Double Inlet Left Ventricle or Tricuspid Atresia with Transposition of the Great Arteries: Impact of Initial Arch Obstruction on the Need for Systemic Outflow Relief Procedure
박원균¹, 방지현¹, 박천수¹, 박정준¹, 구현우², 백재숙³, 유정진³, 김영휘³, 고재곤³, 윤태진¹
울산대학교 의과대학 서울아산병원 흉부외과학교실 소아심장외과¹, 울산대학교 의과대학 서울아산병원 영상의학과학교실², 울산대학교 의과대학 서울아산병원 소아과학교실 소아심장과³
목적 : Patients with double inlet left ventricle (DILV) or tricuspid atresia (TA) with transposition of the great arteries (TGA) tend to develop systemic outflow tract obstruction in the course of Fontan palliation, especially when arch obstruction is associated.
방법 : Between June 1989 and June 2015, 44 patients (M: F= 29:15) with DILV with TGA or TA (IIc) underwent various procedures for single ventricle palliation. Arch obstruction (AO) was associated in 14 patients: Discrete coarctation of the aorta (CoA) or aortic arch hypoplasia in 9, interrupted aortic arch (IAA) in 5. Various systemic outflow relief operations (SORO), including Damus-Kaye-Stansel (DKS) procedure (n=10), Norwood operation (n=2), palliative arterial switch operation (n= 2), internal pulmonary banding with aortopulmonary window formation (n=2), ventriclular septal defect (VSD) widening (n= 4), were performed as a initial palliation (n= 8), upon bidirectional cavopulmonary shunt (BCS) (n= 10), and upon the Fontan procedure (n=2).

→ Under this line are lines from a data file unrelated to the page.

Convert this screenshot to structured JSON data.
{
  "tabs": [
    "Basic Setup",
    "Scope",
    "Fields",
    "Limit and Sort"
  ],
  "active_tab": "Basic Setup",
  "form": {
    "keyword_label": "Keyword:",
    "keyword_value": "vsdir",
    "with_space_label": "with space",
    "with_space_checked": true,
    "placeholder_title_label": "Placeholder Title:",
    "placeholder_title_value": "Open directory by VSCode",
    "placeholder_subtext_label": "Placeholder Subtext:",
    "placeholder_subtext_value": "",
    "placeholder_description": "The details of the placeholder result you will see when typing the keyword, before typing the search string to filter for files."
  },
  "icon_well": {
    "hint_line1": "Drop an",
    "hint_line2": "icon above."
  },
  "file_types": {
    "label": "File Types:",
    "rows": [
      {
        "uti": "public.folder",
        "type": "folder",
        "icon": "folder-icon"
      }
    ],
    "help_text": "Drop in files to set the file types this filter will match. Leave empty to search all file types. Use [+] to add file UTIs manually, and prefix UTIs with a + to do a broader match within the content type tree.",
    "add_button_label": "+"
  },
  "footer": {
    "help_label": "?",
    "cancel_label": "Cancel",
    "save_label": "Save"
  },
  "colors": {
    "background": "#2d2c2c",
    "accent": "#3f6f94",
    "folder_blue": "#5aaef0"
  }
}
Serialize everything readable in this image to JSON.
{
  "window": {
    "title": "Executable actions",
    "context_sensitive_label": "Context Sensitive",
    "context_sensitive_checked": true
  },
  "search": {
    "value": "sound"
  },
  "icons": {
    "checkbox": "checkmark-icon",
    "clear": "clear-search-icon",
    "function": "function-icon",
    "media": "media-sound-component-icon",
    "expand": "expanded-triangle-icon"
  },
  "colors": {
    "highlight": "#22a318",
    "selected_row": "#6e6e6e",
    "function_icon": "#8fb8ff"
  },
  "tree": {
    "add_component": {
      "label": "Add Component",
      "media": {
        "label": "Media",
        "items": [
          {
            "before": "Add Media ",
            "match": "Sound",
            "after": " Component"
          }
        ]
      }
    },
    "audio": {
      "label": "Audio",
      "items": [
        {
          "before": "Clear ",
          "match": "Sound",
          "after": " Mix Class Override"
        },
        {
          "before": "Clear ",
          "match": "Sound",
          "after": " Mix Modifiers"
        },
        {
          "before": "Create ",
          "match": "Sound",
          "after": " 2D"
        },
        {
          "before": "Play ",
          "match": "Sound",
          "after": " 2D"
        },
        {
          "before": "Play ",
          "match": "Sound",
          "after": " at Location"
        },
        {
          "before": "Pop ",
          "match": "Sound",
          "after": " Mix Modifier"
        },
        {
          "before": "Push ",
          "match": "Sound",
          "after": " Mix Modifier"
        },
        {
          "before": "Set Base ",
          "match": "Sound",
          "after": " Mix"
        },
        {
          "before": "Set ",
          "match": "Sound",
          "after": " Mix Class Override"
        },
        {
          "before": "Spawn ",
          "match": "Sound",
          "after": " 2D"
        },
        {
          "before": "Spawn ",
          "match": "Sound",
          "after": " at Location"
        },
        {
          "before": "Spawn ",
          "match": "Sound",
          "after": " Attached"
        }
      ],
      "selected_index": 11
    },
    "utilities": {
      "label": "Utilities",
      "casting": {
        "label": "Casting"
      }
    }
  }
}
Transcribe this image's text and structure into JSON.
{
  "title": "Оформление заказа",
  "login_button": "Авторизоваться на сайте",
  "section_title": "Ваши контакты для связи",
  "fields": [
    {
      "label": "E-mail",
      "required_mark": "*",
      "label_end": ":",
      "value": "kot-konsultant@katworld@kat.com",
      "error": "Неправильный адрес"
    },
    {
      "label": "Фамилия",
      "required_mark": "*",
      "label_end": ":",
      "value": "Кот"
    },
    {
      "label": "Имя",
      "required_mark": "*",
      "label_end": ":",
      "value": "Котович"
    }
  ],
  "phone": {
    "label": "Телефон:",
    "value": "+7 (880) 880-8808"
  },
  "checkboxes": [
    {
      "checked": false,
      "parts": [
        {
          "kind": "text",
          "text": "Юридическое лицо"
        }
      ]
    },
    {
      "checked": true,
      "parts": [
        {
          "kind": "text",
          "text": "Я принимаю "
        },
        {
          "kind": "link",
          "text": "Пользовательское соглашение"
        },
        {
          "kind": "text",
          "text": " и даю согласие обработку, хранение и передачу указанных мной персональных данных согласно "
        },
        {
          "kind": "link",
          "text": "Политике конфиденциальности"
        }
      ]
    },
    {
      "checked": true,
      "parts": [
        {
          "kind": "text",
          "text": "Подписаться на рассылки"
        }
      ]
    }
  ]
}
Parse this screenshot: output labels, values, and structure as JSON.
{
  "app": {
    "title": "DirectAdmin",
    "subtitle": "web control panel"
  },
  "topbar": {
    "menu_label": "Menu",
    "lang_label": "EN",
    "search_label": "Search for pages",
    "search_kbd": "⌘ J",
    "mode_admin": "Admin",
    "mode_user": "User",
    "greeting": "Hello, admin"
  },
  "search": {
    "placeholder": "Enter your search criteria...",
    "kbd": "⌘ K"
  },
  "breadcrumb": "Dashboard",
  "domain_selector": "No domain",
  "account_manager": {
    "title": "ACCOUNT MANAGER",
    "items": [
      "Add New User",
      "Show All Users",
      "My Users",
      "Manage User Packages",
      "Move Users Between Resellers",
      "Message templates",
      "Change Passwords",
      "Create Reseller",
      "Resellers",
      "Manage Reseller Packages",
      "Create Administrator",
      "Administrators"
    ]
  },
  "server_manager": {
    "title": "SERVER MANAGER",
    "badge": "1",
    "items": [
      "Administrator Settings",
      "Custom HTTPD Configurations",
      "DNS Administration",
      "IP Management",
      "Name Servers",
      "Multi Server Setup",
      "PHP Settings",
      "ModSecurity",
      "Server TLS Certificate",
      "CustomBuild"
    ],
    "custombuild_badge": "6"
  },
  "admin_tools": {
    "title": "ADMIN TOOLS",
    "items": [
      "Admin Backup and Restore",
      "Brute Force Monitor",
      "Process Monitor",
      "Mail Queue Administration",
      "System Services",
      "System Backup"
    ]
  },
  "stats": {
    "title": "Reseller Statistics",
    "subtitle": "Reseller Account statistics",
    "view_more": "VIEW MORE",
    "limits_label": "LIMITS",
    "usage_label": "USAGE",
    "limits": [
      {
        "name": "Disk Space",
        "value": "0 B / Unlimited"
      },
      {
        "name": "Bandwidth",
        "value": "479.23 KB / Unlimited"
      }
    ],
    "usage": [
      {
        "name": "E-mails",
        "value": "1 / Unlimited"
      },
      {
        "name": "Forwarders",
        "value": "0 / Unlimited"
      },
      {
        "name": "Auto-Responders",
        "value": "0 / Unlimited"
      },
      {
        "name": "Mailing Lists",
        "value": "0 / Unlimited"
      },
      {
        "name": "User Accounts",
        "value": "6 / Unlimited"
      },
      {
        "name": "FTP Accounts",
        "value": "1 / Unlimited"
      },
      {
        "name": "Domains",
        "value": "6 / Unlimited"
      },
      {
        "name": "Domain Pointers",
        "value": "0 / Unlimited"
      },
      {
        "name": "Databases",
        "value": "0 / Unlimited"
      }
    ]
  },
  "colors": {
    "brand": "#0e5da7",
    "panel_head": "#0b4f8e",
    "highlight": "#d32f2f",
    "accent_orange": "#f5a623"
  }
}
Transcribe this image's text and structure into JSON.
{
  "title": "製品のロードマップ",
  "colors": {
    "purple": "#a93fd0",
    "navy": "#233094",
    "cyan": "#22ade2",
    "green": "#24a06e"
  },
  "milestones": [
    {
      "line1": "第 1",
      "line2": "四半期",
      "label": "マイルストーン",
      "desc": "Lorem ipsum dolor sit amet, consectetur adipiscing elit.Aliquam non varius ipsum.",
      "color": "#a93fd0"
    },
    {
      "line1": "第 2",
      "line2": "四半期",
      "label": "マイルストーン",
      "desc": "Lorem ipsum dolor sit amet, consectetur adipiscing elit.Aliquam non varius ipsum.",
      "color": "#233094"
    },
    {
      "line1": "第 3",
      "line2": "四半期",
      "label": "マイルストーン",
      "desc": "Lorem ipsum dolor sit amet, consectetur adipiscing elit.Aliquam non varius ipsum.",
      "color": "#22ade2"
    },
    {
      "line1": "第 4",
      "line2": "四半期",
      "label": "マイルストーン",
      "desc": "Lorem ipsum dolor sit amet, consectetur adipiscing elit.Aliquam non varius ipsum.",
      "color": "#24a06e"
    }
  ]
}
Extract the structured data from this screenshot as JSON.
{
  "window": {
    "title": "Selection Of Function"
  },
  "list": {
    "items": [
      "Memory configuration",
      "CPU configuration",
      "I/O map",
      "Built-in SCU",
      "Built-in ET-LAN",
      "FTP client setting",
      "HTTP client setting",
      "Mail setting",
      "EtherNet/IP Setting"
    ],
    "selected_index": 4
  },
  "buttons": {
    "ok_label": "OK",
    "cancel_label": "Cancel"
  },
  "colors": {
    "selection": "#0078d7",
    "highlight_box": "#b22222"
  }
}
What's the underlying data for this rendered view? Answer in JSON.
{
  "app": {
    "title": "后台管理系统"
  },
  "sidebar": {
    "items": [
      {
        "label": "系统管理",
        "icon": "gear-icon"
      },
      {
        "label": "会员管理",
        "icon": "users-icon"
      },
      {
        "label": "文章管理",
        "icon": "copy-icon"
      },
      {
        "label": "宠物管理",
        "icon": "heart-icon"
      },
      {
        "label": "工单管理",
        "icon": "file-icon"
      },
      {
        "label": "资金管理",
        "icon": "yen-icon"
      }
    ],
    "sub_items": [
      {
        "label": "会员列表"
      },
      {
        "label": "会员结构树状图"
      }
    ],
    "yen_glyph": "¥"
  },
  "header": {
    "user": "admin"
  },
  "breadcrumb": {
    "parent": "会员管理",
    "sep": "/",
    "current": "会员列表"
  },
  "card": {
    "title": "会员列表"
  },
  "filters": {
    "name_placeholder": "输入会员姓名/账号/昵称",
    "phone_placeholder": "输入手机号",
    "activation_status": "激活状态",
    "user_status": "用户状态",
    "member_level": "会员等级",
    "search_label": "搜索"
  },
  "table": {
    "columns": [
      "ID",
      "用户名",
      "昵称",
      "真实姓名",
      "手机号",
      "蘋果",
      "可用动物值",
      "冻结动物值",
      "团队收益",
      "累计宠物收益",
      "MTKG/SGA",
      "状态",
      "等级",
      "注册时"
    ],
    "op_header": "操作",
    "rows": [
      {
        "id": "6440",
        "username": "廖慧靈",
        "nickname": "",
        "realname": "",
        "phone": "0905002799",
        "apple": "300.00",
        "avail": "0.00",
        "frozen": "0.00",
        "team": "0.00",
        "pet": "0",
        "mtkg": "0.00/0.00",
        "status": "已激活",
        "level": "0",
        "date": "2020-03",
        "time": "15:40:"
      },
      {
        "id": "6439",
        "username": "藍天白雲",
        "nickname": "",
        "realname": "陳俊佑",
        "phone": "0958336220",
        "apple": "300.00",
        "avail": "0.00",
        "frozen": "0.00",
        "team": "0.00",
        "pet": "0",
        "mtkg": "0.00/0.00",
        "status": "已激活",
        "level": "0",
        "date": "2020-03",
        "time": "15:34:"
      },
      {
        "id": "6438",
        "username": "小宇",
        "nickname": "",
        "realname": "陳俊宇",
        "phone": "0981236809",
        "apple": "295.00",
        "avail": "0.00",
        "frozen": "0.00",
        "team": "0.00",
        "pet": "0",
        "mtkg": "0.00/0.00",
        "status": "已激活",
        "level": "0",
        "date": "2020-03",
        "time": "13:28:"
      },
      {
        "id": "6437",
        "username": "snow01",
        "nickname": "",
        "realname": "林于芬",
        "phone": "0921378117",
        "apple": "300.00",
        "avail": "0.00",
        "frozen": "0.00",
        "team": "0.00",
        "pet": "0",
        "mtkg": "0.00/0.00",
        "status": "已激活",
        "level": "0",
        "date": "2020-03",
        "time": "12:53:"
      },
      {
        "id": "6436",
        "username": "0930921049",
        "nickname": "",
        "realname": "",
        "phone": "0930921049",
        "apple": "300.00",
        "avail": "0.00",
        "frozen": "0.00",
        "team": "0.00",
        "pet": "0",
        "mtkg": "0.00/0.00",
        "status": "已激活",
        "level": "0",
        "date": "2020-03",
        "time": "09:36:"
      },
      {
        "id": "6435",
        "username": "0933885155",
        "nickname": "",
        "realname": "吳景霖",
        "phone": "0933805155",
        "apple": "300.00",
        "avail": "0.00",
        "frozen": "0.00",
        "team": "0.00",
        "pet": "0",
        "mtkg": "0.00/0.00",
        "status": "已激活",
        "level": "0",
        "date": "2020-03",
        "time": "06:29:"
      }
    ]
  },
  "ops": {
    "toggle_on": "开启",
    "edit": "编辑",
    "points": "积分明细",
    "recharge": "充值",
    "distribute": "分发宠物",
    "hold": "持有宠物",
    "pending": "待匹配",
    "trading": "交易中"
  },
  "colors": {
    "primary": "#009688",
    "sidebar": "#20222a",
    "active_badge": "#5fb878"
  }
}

결과 : There were eight deaths (five after the 1st palliation, one after BCS, and two after the Fontan operation) and five follow-up loss. Currently 21 patients are post-Fontan state, eight patients are waiting for the Fontan procedure after BCS, and two patients are waiting for BCS after the initial palliation. SORO was required in 20 patients (13/14 with AO, 7/30 without AO) during the course of the Fontan track. Freedom from SORO at 1 year was 61.6 ± 7.6% (7.1% ± 6.9 in patients with AO, 84.7% ± 7.1% in patients without AO, inter-group difference by log-rank test: P<0.001). On Cox proportional hazards modeling, AO was identified as a risk factor for SORO (HR, 22.07 (95% CI 6.11-79.7), p<0.01).
결론 : In patients with DILV with TGA with TA (IIc), SORO was eventually required in the majority of the patients during the course of Fontan palliation, especially when AO was initially combined. Therefore, even in patients without SORO at initial palliation, systemic outflow tract dimension should be carefully evaluated, especially when CoA or IAA was initially associated.